De herziening van het ESM-verdrag ten behoeve van het toevoegen van de gemeenschappelijke
achtervang voor het SRF aan het instrumentarium is aangegrepen om ook afspraken te
maken over een verdere versterking van het ESM. Deze afspraken richten zich op het
verduidelijken en aanscherpen van de voorwaarden voor toegang tot de ESM-instrumenten
voor preventieve financiële bijstand, het vergroten van de rol van het ESM bij het
verstrekken van financiële stabiliteitssteun en het versterken van het raamwerk voor
het waarborgen van een houdbare overheidsschuld. Een uitgebreide toelichting op de
herziening van het ESM-verdrag heeft het parlement ontvangen in 20182 en in het memorie van toelichting bij het wetsvoorstel voor de goedkeuring van de
wijziging van het ESM-verdrag3.
De afwijzing door het Italiaanse parlement betekent dat de gemeenschappelijke achtervang
voor het SRF nog niet ingesteld kan worden, en dat de afspraken ter verdere versterking
van het ESM nog niet van kracht zijn. Het kabinet betreurt dit. De gemeenschappelijke
achtervang voor het SRF is van belang als extra waarborg voor de financiële stabiliteit
binnen de bankenunie. De afspraken ter verdere versterking van het ESM bevatten verbeteringen
van het raamwerk voor financiële steun aan de lidstaten.
Vraag 3
Bent u met ons van mening dat het ESM terecht strenge voorwaarden stelt aan mogelijke
stabiliteitssteun door het fonds, met als doel om de economie en de overheidsfinanciën
van het betreffende land weer op orde te krijgen?
Antwoord 3
Ja.

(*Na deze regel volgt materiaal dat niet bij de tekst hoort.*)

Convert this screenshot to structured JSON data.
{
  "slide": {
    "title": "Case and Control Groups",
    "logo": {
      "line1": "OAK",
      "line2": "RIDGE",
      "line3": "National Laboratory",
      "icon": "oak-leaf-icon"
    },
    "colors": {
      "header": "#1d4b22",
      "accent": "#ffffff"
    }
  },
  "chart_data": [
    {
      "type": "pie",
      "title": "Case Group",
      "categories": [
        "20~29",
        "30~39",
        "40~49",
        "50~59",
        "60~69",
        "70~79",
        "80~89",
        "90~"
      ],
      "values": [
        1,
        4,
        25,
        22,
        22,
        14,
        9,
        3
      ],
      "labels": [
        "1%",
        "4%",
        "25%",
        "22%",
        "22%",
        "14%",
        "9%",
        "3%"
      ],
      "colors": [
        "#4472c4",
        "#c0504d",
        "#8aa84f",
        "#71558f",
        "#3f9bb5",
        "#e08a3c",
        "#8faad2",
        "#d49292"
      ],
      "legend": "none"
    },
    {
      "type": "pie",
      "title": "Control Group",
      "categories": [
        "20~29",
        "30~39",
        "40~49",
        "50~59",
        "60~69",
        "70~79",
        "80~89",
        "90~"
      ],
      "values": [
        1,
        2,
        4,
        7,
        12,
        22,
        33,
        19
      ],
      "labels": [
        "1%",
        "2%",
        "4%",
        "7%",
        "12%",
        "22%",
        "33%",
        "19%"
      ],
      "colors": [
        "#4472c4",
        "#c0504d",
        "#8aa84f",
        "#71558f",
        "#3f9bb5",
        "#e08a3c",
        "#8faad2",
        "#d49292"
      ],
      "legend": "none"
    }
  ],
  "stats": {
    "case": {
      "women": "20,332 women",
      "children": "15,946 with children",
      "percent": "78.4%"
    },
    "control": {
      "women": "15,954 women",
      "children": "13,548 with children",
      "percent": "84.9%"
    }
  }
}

Het ESM moet bij steunverlening aan ESM-leden, conform het huidige en het gewijzigde
verdrag, stringente voorwaarden stellen die passend zijn voor het gekozen financiële-bijstandsinstrument.
Het ESM beschikt over verschillende steuninstrumenten: 1) Preventieve kredietlijnen
(PCCL en ECCL); 2) Leningen gekoppeld aan een macro-economisch aanpassingsprogramma;
3) Financiële bijstand aan een lidstaat voor de herkapitalisatie van financiële instellingen;
4) steunvoorziening op de primaire of secundaire markt voor staatsobligaties; 5) directe
herkapitalisatie van financiële instellingen. De ESM-verdragswijziging heeft beperkte
gevolgen voor het steuninstrumentarium aan landen en de voorwaarden die daaraan worden
gesteld; zij voorziet in het verduidelijken en aanscherpen van de toegangscriteria
voor toegang tot de ESM-instrumenten voor preventieve financiële bijstand (de preventieve
kredietlijnen) en de voorwaarden die bij de inzet daarvan zullen worden gesteld. Zolang
de ESM-verdragswijziging niet is geratificeerd geldt het huidige ESM-verdrag onverkort.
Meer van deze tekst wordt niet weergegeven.